(di Elisabetta Tosi) Il Recioto della Valpolicella e quello di Soave avranno presto un santo protettore tutto per loro, caso più unico che raro nel panorama enologico italiano e internazionale. Sarà Flavio Magno Aurelio Cassiodoro Senatore, prefetto del Pretorio tra il 5 e il 6 secolo d.C. alla corte del re ostrogoto Teodorico il Grande, grande cantore dei due noti vini dolci veronesi. L’annuncio è stato fatto a margine del convegno “Recioto, illustre antenato di un mondo di….vino” tenutosi in questi giorni presso la sede dell’Accademia di Agricoltura Scienze e Lettere di Verona.
“Ho ricevuto dal postulatore per le cause dei santi presso la Santa Sede la notizia che la pratica per la canonizzazione di Cassiodoro è stata avviata” ha dichiarato il relatore del convegno Lorenzo Simeoni (secondo da destra, nella foto qui sotto), sommelier e studioso della storia dei vini veronesi; proprio nel 2017 aveva ricevuto dal Presidente della Repubblica Sergio Mattarella la medaglia di Cavaliere dell’Ordine al Merito, per il suo impegno nella ricerca sulle origini della viticoltura e del recupero delle antiche tecniche di produzione del vino.
Dopo i saluti introduttivi del presidente emerito dell’Accademia, dell’Assessore del Comune di Verona Filippo Rando e di mons. Giuseppe Zenti vescovo di Verona, Simeoni ha tenuto un interessante excursus sulla storia e la fortuna nei secoli dei due Recioto veronesi, ribadendo come si tratti di due vini antichissimi, risalenti almeno a 2500 anni fa, la cui tecnica di produzione – l’appassimento in locali chiusi come i fruttai, piuttosto che su graticci all’aperto come accade ancora oggi in molte zone del Sud Italia – venne introdotta nientemeno che dai Reti, una popolazione di origine etrusca stanziatasi nelle valli veronesi prima dei Romani.
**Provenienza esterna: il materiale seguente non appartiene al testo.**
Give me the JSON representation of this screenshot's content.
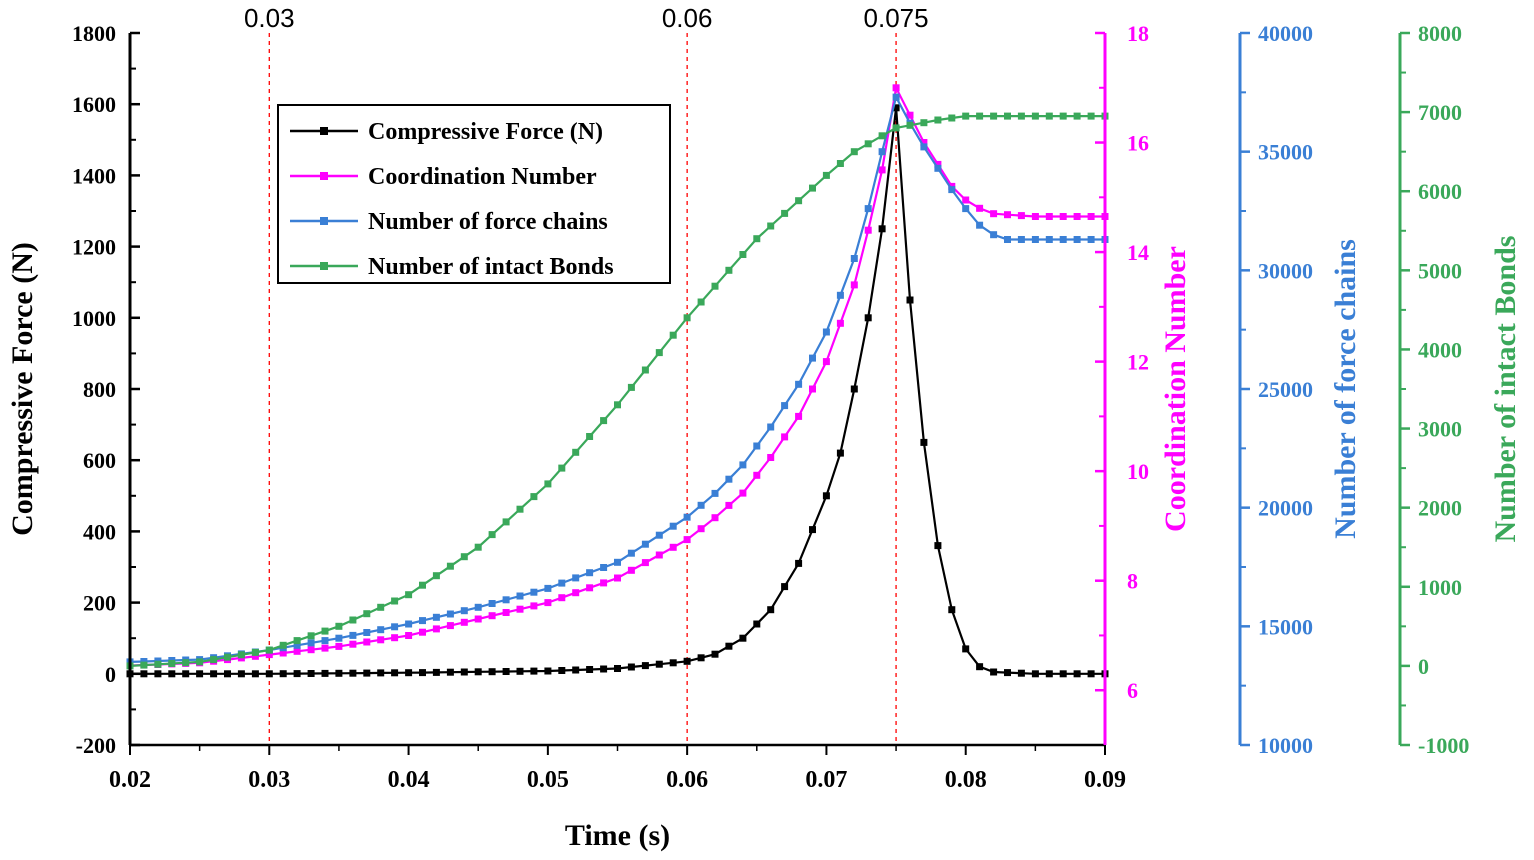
{
  "chart_data": {
    "type": "line",
    "title": "",
    "xlabel": "Time (s)",
    "xlim": [
      0.02,
      0.09
    ],
    "xticks": [
      "0.02",
      "0.03",
      "0.04",
      "0.05",
      "0.06",
      "0.07",
      "0.08",
      "0.09"
    ],
    "xtick_values": [
      0.02,
      0.03,
      0.04,
      0.05,
      0.06,
      0.07,
      0.08,
      0.09
    ],
    "grid": false,
    "legend_position": "top-left",
    "reference_lines": [
      {
        "x": 0.03,
        "label": "0.03",
        "color": "#ff0000"
      },
      {
        "x": 0.06,
        "label": "0.06",
        "color": "#ff0000"
      },
      {
        "x": 0.075,
        "label": "0.075",
        "color": "#ff0000"
      }
    ],
    "axes": [
      {
        "id": "force",
        "side": "left",
        "label": "Compressive Force (N)",
        "color": "#000000",
        "ylim": [
          -200,
          1800
        ],
        "ticks": [
          "-200",
          "0",
          "200",
          "400",
          "600",
          "800",
          "1000",
          "1200",
          "1400",
          "1600",
          "1800"
        ],
        "tick_values": [
          -200,
          0,
          200,
          400,
          600,
          800,
          1000,
          1200,
          1400,
          1600,
          1800
        ]
      },
      {
        "id": "coord",
        "side": "right",
        "label": "Coordination Number",
        "color": "#ff00ff",
        "ylim": [
          5,
          18
        ],
        "ticks": [
          "6",
          "8",
          "10",
          "12",
          "14",
          "16",
          "18"
        ],
        "tick_values": [
          6,
          8,
          10,
          12,
          14,
          16,
          18
        ]
      },
      {
        "id": "chains",
        "side": "right",
        "label": "Number of force chains",
        "color": "#3a7fd5",
        "ylim": [
          10000,
          40000
        ],
        "ticks": [
          "10000",
          "15000",
          "20000",
          "25000",
          "30000",
          "35000",
          "40000"
        ],
        "tick_values": [
          10000,
          15000,
          20000,
          25000,
          30000,
          35000,
          40000
        ]
      },
      {
        "id": "bonds",
        "side": "right",
        "label": "Number of intact Bonds",
        "color": "#3aa85a",
        "ylim": [
          -1000,
          8000
        ],
        "ticks": [
          "-1000",
          "0",
          "1000",
          "2000",
          "3000",
          "4000",
          "5000",
          "6000",
          "7000",
          "8000"
        ],
        "tick_values": [
          -1000,
          0,
          1000,
          2000,
          3000,
          4000,
          5000,
          6000,
          7000,
          8000
        ]
      }
    ],
    "series": [
      {
        "name": "Compressive Force (N)",
        "axis": "force",
        "color": "#000000",
        "x": [
          0.02,
          0.03,
          0.04,
          0.05,
          0.055,
          0.06,
          0.062,
          0.064,
          0.066,
          0.068,
          0.07,
          0.071,
          0.072,
          0.073,
          0.074,
          0.075,
          0.076,
          0.077,
          0.078,
          0.079,
          0.08,
          0.081,
          0.082,
          0.085,
          0.09
        ],
        "y": [
          0,
          0,
          3,
          8,
          15,
          35,
          55,
          100,
          180,
          310,
          500,
          620,
          800,
          1000,
          1250,
          1590,
          1050,
          650,
          360,
          180,
          70,
          20,
          5,
          0,
          0
        ]
      },
      {
        "name": "Coordination Number",
        "axis": "coord",
        "color": "#ff00ff",
        "x": [
          0.02,
          0.025,
          0.03,
          0.035,
          0.04,
          0.045,
          0.05,
          0.055,
          0.06,
          0.062,
          0.064,
          0.066,
          0.068,
          0.07,
          0.072,
          0.073,
          0.074,
          0.075,
          0.076,
          0.077,
          0.078,
          0.079,
          0.08,
          0.081,
          0.082,
          0.085,
          0.09
        ],
        "y": [
          6.45,
          6.5,
          6.65,
          6.8,
          7.0,
          7.3,
          7.6,
          8.05,
          8.75,
          9.15,
          9.6,
          10.25,
          11.0,
          12.0,
          13.4,
          14.4,
          15.5,
          17.0,
          16.5,
          16.0,
          15.6,
          15.2,
          14.95,
          14.8,
          14.7,
          14.65,
          14.65
        ]
      },
      {
        "name": "Number of force chains",
        "axis": "chains",
        "color": "#3a7fd5",
        "x": [
          0.02,
          0.025,
          0.03,
          0.035,
          0.04,
          0.045,
          0.05,
          0.055,
          0.06,
          0.062,
          0.064,
          0.066,
          0.068,
          0.07,
          0.072,
          0.073,
          0.074,
          0.075,
          0.076,
          0.077,
          0.078,
          0.079,
          0.08,
          0.081,
          0.082,
          0.083,
          0.085,
          0.09
        ],
        "y": [
          13500,
          13600,
          14000,
          14500,
          15100,
          15800,
          16600,
          17700,
          19600,
          20600,
          21800,
          23400,
          25200,
          27400,
          30500,
          32600,
          35000,
          37300,
          36200,
          35200,
          34300,
          33400,
          32600,
          31900,
          31500,
          31300,
          31300,
          31300
        ]
      },
      {
        "name": "Number of intact Bonds",
        "axis": "bonds",
        "color": "#3aa85a",
        "x": [
          0.02,
          0.025,
          0.03,
          0.035,
          0.04,
          0.045,
          0.05,
          0.055,
          0.06,
          0.065,
          0.07,
          0.072,
          0.074,
          0.075,
          0.078,
          0.08,
          0.085,
          0.09
        ],
        "y": [
          0,
          50,
          200,
          500,
          900,
          1500,
          2300,
          3300,
          4400,
          5400,
          6200,
          6500,
          6700,
          6800,
          6900,
          6950,
          6950,
          6950
        ]
      }
    ]
  }
}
Il nome “Recioto”, ha detto Simeoni, è un termine dialettale abbastanza recente, di origine ancora dibattuta: l’ipotesi più probabile però è che derivi dal latino “racemus”, grappolino: “Dobbiamo tener presente che prima della fillossera i grappoli delle nostre uve erano molto più piccoli” ha spiegato Simeoni. I Reti infatti chiamavano il loro vino “retico”: furono poi i Romani a chiamarlo “acinatìcium”, acinatico, cioè “nato dalle uve”. Nel corso dei secoli, i due Recioto, sia il bianco che il rosso, furono sempre decantati da poeti come Catullo e Marziale prima, Berto Barbarani poi, da scienziati come Plinio il Vecchio, e geografi come Strabone. In tutta Italia e dintorni gli intellettuali di ogni epoca non trovavano vini che potessero stare alla pari con questi. E così, con l’eccezione del Medioevo, durante il quale non si sono trovate finora molte testimonianze scritte sul Recioto, la fortuna di questi vini è arrivata fino a noi, grazie anche al lavoro di traduzione della famosa e citatissima lettera di Cassiodoro del 533-535, fatto per la prima volta nel 18 secolo da Scipione Maffei.
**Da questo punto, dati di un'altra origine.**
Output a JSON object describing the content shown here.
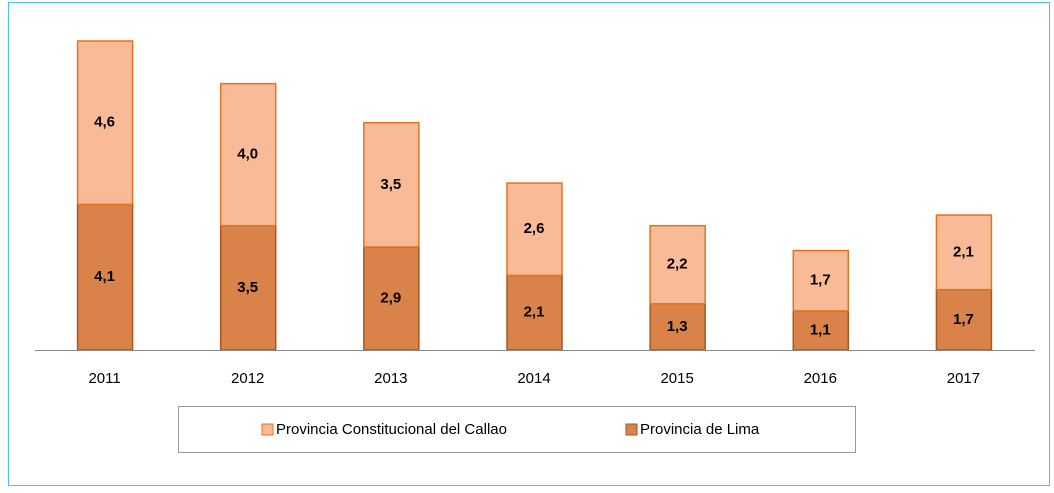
{
  "chart_data": {
    "type": "stacked-bar",
    "categories": [
      "2011",
      "2012",
      "2013",
      "2014",
      "2015",
      "2016",
      "2017"
    ],
    "series": [
      {
        "name": "Provincia de Lima",
        "color": "#d9834b",
        "values": [
          4.1,
          3.5,
          2.9,
          2.1,
          1.3,
          1.1,
          1.7
        ],
        "value_labels": [
          "4,1",
          "3,5",
          "2,9",
          "2,1",
          "1,3",
          "1,1",
          "1,7"
        ]
      },
      {
        "name": "Provincia Constitucional del Callao",
        "color": "#f9bb97",
        "values": [
          4.6,
          4.0,
          3.5,
          2.6,
          2.2,
          1.7,
          2.1
        ],
        "value_labels": [
          "4,6",
          "4,0",
          "3,5",
          "2,6",
          "2,2",
          "1,7",
          "2,1"
        ]
      }
    ]
  }
}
Di questa lettera Simeoni ha presentato durante il convegno una traduzione aggiornata, ma la sostanza resta quella che i veronesi appassionati di vino conoscono da sempre: il Recioto della Valpolicella è descritto come “un vino puro, regale di colore, acceso di sapore, sicchè tu penseresti che la porpora sia tinta dalle sue fonti… “ e quello di Soave come un vino che “riluce in una lattea coppa… lì il biancore è di decorosa e serena purezza, così quello dalle rose, questo credesi esser nato dai gigli…”.
Quanto a Cassiodoro, terminato il suo impegno politico si ritirò in Calabria, nella nativa Scolacium (oggi Squillace), dove fondò un monastero e dedicò gli ultimi anni della sua vita allo studio e all’insegnamento della teologia, morendo, come si dice, in odore di santità. E chissà che un giorno non lontano possa diventare santo davvero: il santo dei Recioto veronesi.